The Minneapolis Star Tribune, a fine newspaper with a rich history, is getting gussied up for the era of video. Editor Nancy Barnes describes the transformation — complete with hair and makeup tips for the paper’s ink-stained wretches — in Sunday’s edition.
Ready for Their Close-Up?
Upon reading the piece, two very different analogies sprang to mind. The first: the ugly duckling (you know, the one that becomes a swan). The second: poor, delusional Gloria Swanson descending the spiral staircase in Sunset Boulevard, announcing she’s “ready for my close-up.”
Which will it be for the Star Tribune — and for newspapers generally?
Here are a couple of excerpts from Barnes’ piece:
In the last year, we have trained nearly half of our photographers to shoot documentary or breaking-news video. Once you could get this only on TV. Now we’re determined to provide it to you on our website. We’re also training reporters to bring along a very basic video camera on breaking-news assignments. They’ll be asked to shoot video as well as collect information. Later this summer, we’re bringing in experts to coach us in editing video and producing programming…
Rick Sennott started as a photographer when newspapers were mostly black and white and the Web didn’t exist. He was among the first to get trained in videography — and is now leading the way for our staff on breaking-news videography. His goal as a photojournalist is to “produce images that act as a channel for true understanding and give a clear voice to the people being photographed. … Today, they literally talk, cry or sing in the video we are producing on a daily basis.”
Happy Faces All Around
The article goes on to quote other staffers talking about how excited they are about adding video to their repertoires.
What do you expect them to say? They’re being interviewed by the boss!
I’m glad that Barnes is telling her audiences about her newspaper’s plans. But the reality is, these changes are going to bring more work — and more pain — for many people. And this is happening at a time when staffers are seeing their colleagues laid off all around them. So it’s probably best to drop the happy faces and be real.
Barnes writes:
Hundreds of thousands of our customers still want a print newspaper; we expect that to be the core of our business for many years to come.
Define “many years.” Five? Ten?

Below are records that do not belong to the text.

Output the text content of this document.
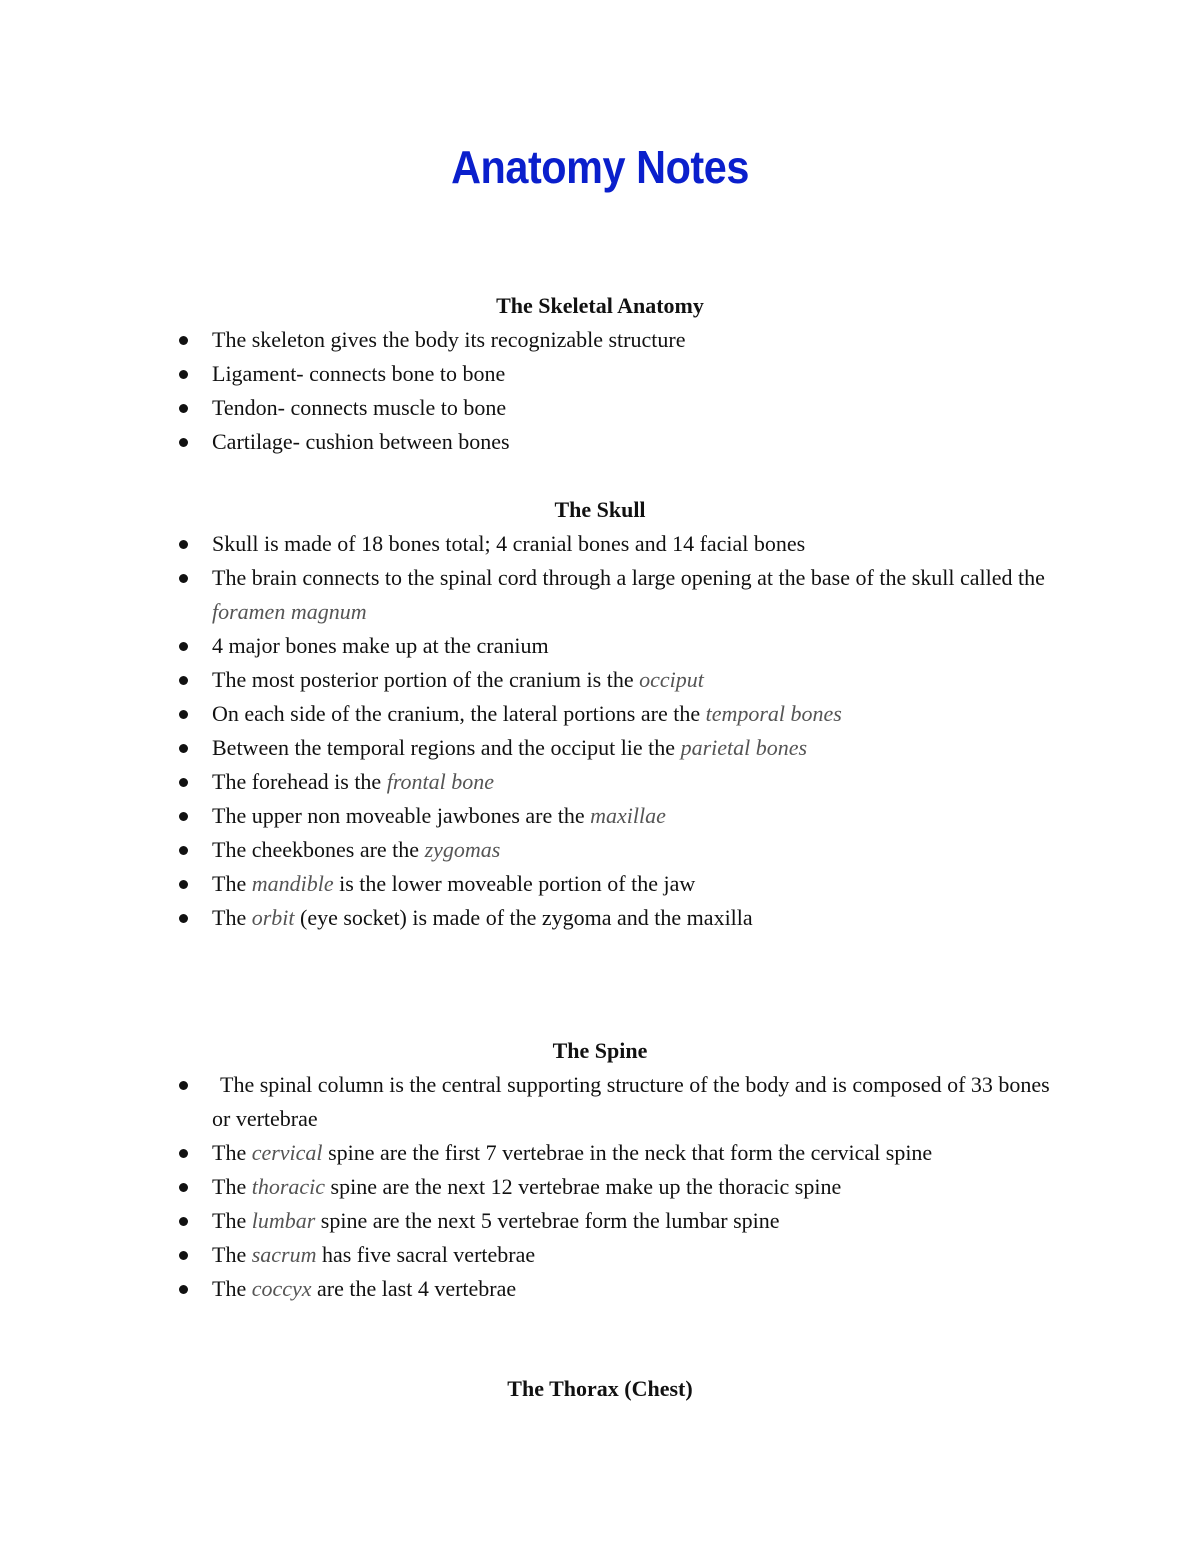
Anatomy Notes
The Skeletal Anatomy
The skeleton gives the body its recognizable structure
Ligament- connects bone to bone
Tendon- connects muscle to bone
Cartilage- cushion between bones
The Skull
Skull is made of 18 bones total; 4 cranial bones and 14 facial bones
The brain connects to the spinal cord through a large opening at the base of the skull called the foramen magnum
4 major bones make up at the cranium
The most posterior portion of the cranium is the occiput
On each side of the cranium, the lateral portions are the temporal bones
Between the temporal regions and the occiput lie the parietal bones
The forehead is the frontal bone
The upper non moveable jawbones are the maxillae
The cheekbones are the zygomas
The mandible is the lower moveable portion of the jaw
The orbit (eye socket) is made of the zygoma and the maxilla
The Spine
The spinal column is the central supporting structure of the body and is composed of 33 bones or vertebrae
The cervical spine are the first 7 vertebrae in the neck that form the cervical spine
The thoracic spine are the next 12 vertebrae make up the thoracic spine
The lumbar spine are the next 5 vertebrae form the lumbar spine
The sacrum has five sacral vertebrae
The coccyx are the last 4 vertebrae
The Thorax (Chest)
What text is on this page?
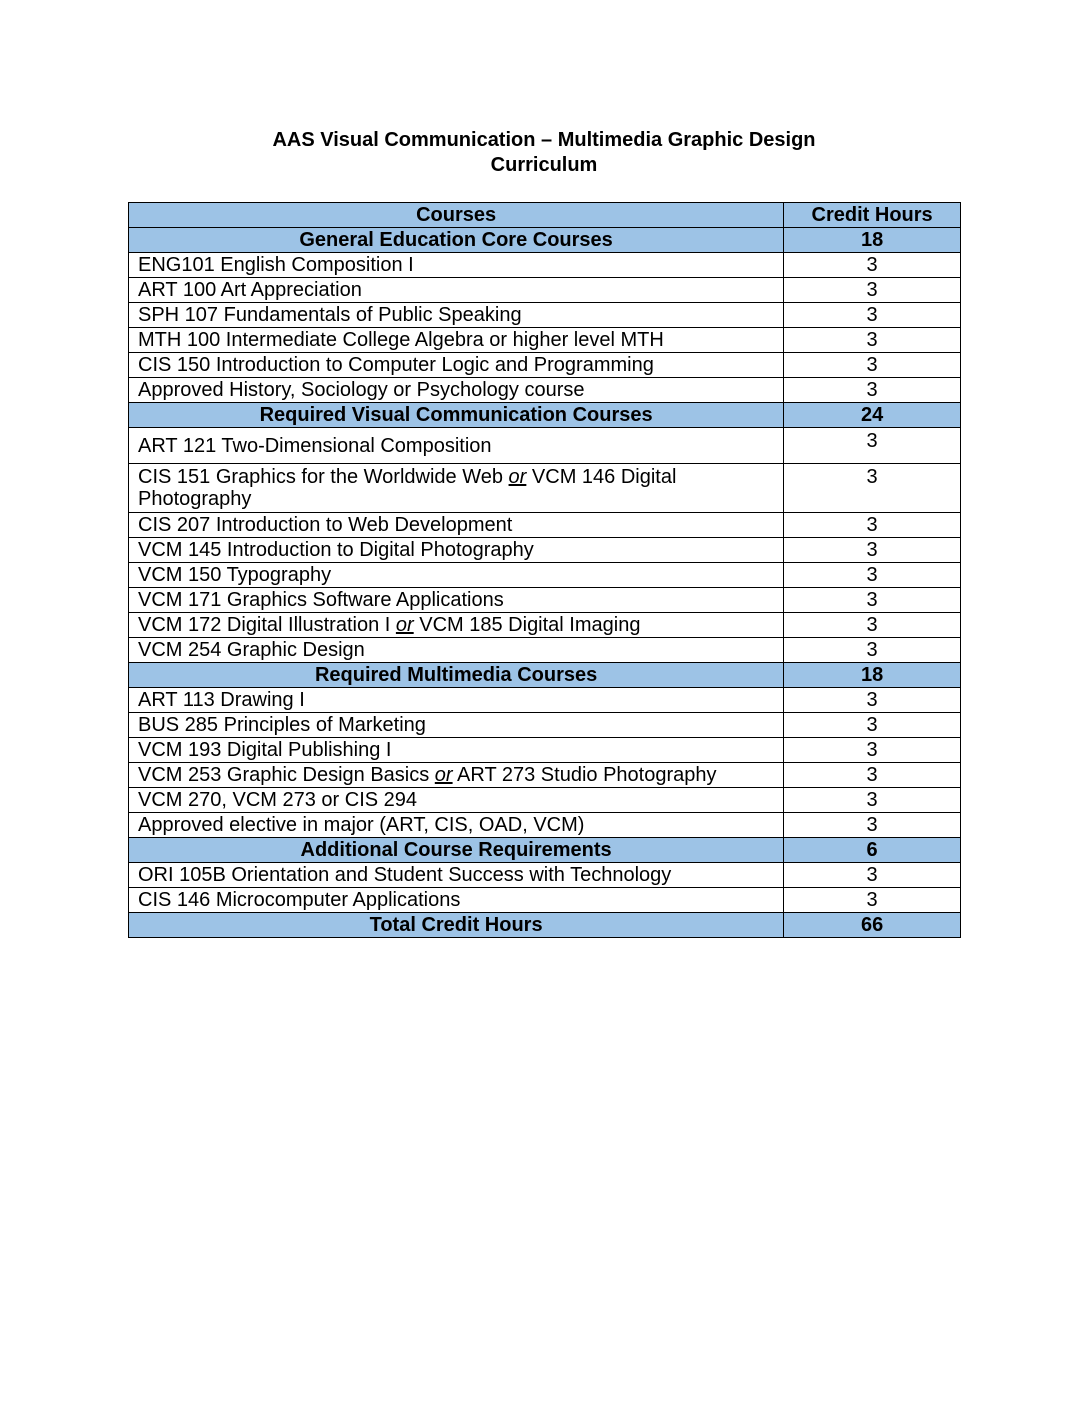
AAS Visual Communication – Multimedia Graphic Design
Curriculum
Courses	Credit Hours
General Education Core Courses	18
ENG101 English Composition I	3
ART 100 Art Appreciation	3
SPH 107 Fundamentals of Public Speaking	3
MTH 100 Intermediate College Algebra or higher level MTH	3
CIS 150 Introduction to Computer Logic and Programming	3
Approved History, Sociology or Psychology course	3
Required Visual Communication Courses	24
ART 121 Two-Dimensional Composition	3
CIS 151 Graphics for the Worldwide Web or VCM 146 Digital Photography	3
CIS 207 Introduction to Web Development	3
VCM 145 Introduction to Digital Photography	3
VCM 150 Typography	3
VCM 171 Graphics Software Applications	3
VCM 172 Digital Illustration I or VCM 185 Digital Imaging	3
VCM 254 Graphic Design	3
Required Multimedia Courses	18
ART 113 Drawing I	3
BUS 285 Principles of Marketing	3
VCM 193 Digital Publishing I	3
VCM 253 Graphic Design Basics or ART 273 Studio Photography	3
VCM 270, VCM 273 or CIS 294	3
Approved elective in major (ART, CIS, OAD, VCM)	3
Additional Course Requirements	6
ORI 105B Orientation and Student Success with Technology	3
CIS 146 Microcomputer Applications	3
Total Credit Hours	66
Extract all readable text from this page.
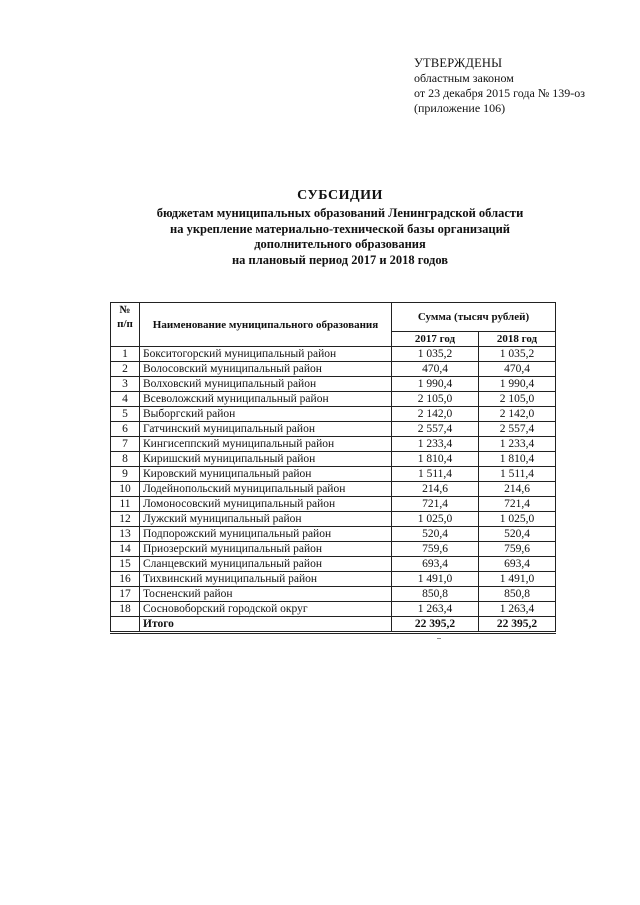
УТВЕРЖДЕНЫ
областным законом
от 23 декабря 2015 года № 139-оз
(приложение 106)
СУБСИДИИ
бюджетам муниципальных образований Ленинградской области
на укрепление материально-технической базы организаций
дополнительного образования
на плановый период 2017 и 2018 годов
№ п/п	Наименование муниципального образования	Сумма (тысяч рублей)	
		2017 год	2018 год
1	Бокситогорский муниципальный район	1 035,2	1 035,2
2	Волосовский муниципальный район	470,4	470,4
3	Волховский муниципальный район	1 990,4	1 990,4
4	Всеволожский муниципальный район	2 105,0	2 105,0
5	Выборгский район	2 142,0	2 142,0
6	Гатчинский муниципальный район	2 557,4	2 557,4
7	Кингисеппский муниципальный район	1 233,4	1 233,4
8	Киришский муниципальный район	1 810,4	1 810,4
9	Кировский муниципальный район	1 511,4	1 511,4
10	Лодейнопольский муниципальный район	214,6	214,6
11	Ломоносовский муниципальный район	721,4	721,4
12	Лужский муниципальный район	1 025,0	1 025,0
13	Подпорожский муниципальный район	520,4	520,4
14	Приозерский муниципальный район	759,6	759,6
15	Сланцевский муниципальный район	693,4	693,4
16	Тихвинский муниципальный район	1 491,0	1 491,0
17	Тосненский район	850,8	850,8
18	Сосновоборский городской округ	1 263,4	1 263,4
	Итого	22 395,2	22 395,2
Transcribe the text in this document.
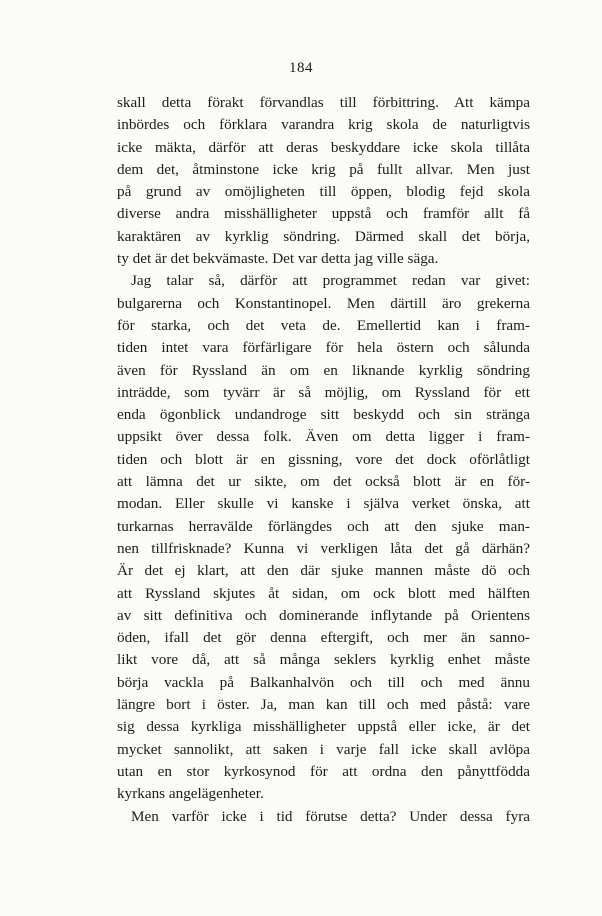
184
skall detta förakt förvandlas till förbittring. Att kämpa
inbördes och förklara varandra krig skola de naturligtvis
icke mäkta, därför att deras beskyddare icke skola tillåta
dem det, åtminstone icke krig på fullt allvar. Men just
på grund av omöjligheten till öppen, blodig fejd skola
diverse andra misshälligheter uppstå och framför allt få
karaktären av kyrklig söndring. Därmed skall det börja,
ty det är det bekvämaste. Det var detta jag ville säga.
Jag talar så, därför att programmet redan var givet:
bulgarerna och Konstantinopel. Men därtill äro grekerna
för starka, och det veta de. Emellertid kan i fram-
tiden intet vara förfärligare för hela östern och sålunda
även för Ryssland än om en liknande kyrklig söndring
inträdde, som tyvärr är så möjlig, om Ryssland för ett
enda ögonblick undandroge sitt beskydd och sin stränga
uppsikt över dessa folk. Även om detta ligger i fram-
tiden och blott är en gissning, vore det dock oförlåtligt
att lämna det ur sikte, om det också blott är en för-
modan. Eller skulle vi kanske i själva verket önska, att
turkarnas herravälde förlängdes och att den sjuke man-
nen tillfrisknade? Kunna vi verkligen låta det gå därhän?
Är det ej klart, att den där sjuke mannen måste dö och
att Ryssland skjutes åt sidan, om ock blott med hälften
av sitt definitiva och dominerande inflytande på Orientens
öden, ifall det gör denna eftergift, och mer än sanno-
likt vore då, att så många seklers kyrklig enhet måste
börja vackla på Balkanhalvön och till och med ännu
längre bort i öster. Ja, man kan till och med påstå: vare
sig dessa kyrkliga misshälligheter uppstå eller icke, är det
mycket sannolikt, att saken i varje fall icke skall avlöpa
utan en stor kyrkosynod för att ordna den pånyttfödda
kyrkans angelägenheter.
Men varför icke i tid förutse detta? Under dessa fyra
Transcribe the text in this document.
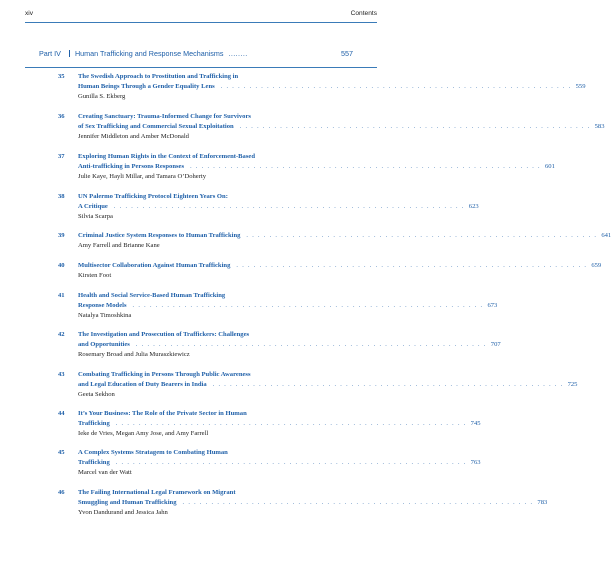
xiv	Contents
Part IV Human Trafficking and Response Mechanisms ........	557
35 The Swedish Approach to Prostitution and Trafficking in
Human Beings Through a Gender Equality Lens . . . . . . . . . . . . . . . . . . . . . . . . . . . . . . . . . . . . . . . . . . . . . . . . . . . . . . . . . . . . . 559
Gunilla S. Ekberg
36 Creating Sanctuary: Trauma-Informed Change for Survivors
of Sex Trafficking and Commercial Sexual Exploitation . . . . . . . . . . . . . . . . . . . . . . . . . . . . . . . . . . . . . . . . . . . . . . . . . . . . . . . . . . . . . 583
Jennifer Middleton and Amber McDonald
37 Exploring Human Rights in the Context of Enforcement-Based
Anti-trafficking in Persons Responses . . . . . . . . . . . . . . . . . . . . . . . . . . . . . . . . . . . . . . . . . . . . . . . . . . . . . . . . . . . . . 601
Julie Kaye, Hayli Millar, and Tamara O’Doherty
38 UN Palermo Trafficking Protocol Eighteen Years On:
A Critique . . . . . . . . . . . . . . . . . . . . . . . . . . . . . . . . . . . . . . . . . . . . . . . . . . . . . . . . . . . . . 623
Silvia Scarpa
39 Criminal Justice System Responses to Human Trafficking . . . . . . . . . . . . . . . . . . . . . . . . . . . . . . . . . . . . . . . . . . . . . . . . . . . . . . . . . . . . . 641
Amy Farrell and Brianne Kane
40 Multisector Collaboration Against Human Trafficking . . . . . . . . . . . . . . . . . . . . . . . . . . . . . . . . . . . . . . . . . . . . . . . . . . . . . . . . . . . . . 659
Kirsten Foot
41 Health and Social Service-Based Human Trafficking
Response Models . . . . . . . . . . . . . . . . . . . . . . . . . . . . . . . . . . . . . . . . . . . . . . . . . . . . . . . . . . . . . 673
Natalya Timoshkina
42 The Investigation and Prosecution of Traffickers: Challenges
and Opportunities . . . . . . . . . . . . . . . . . . . . . . . . . . . . . . . . . . . . . . . . . . . . . . . . . . . . . . . . . . . . . 707
Rosemary Broad and Julia Muraszkiewicz
43 Combating Trafficking in Persons Through Public Awareness
and Legal Education of Duty Bearers in India . . . . . . . . . . . . . . . . . . . . . . . . . . . . . . . . . . . . . . . . . . . . . . . . . . . . . . . . . . . . . 725
Geeta Sekhon
44 It’s Your Business: The Role of the Private Sector in Human
Trafficking . . . . . . . . . . . . . . . . . . . . . . . . . . . . . . . . . . . . . . . . . . . . . . . . . . . . . . . . . . . . . 745
Ieke de Vries, Megan Amy Jose, and Amy Farrell
45 A Complex Systems Stratagem to Combating Human
Trafficking . . . . . . . . . . . . . . . . . . . . . . . . . . . . . . . . . . . . . . . . . . . . . . . . . . . . . . . . . . . . . 763
Marcel van der Watt
46 The Failing International Legal Framework on Migrant
Smuggling and Human Trafficking . . . . . . . . . . . . . . . . . . . . . . . . . . . . . . . . . . . . . . . . . . . . . . . . . . . . . . . . . . . . . 783
Yvon Dandurand and Jessica Jahn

Maybe 20, at the outside?
Here’s the reality: ultimately, there’s not going to be an ugly duckling story for newspapers — at least not in the sense of introverted print journalists suddenly transforming themselves into look-at-me TV personalities.
What’s going to happen is that, as print outlets become true multimedia outlets, they’re going to hire a mix of on-air talent and behind-the-scenes talent, like they have at most TV stations, where ink-stained producers do the work and teeth-whitened reporters get the glory.
The ultimate impact, for most print outlets, is that the news product will suffer, because more staffers will be focused on how they look, rather than what’s going on in the world — and there will be fewer staffers overall.
Too harsh? Can you tell I used to be a newspaper reporter?
What do you think?




July 1st, 2008 at 12:26 am
Largely agree. Problem is that most of the time we don't give readers the sort of information that they need -- we focus too much on what the advertising department says that the advertisers want, and so in a time of economic downturn we flog $2500 per person 3 day tours of the African savanna when most of our likely readers can't afford three cans of mixed veg. There's a lot more poor than there are rich, yet we angle the paper to the rich and then wonder why we're unable to sell to the poor.
We're also growing more and more out of touch: one reporter said to me he'd quit if anyone called him at home, yet most of my best pieces came from a call after hours.
In a lot of cases, lastly, we don't care. We don't care about the communities we are covering, we don't care about the impact of what we're putting in print,or how much damage it'll do if the he said-she said approach turns out to be someone scamming us up a storm. And we don't care if we get it wrong, a lot of the time: a duff headline seldom gets a correction block.
So yes, the paper will suffer, and those who can't provide the core product -- local news for a local market -- will go under.
Pity, because as a distribution system it's almost as good as the post office.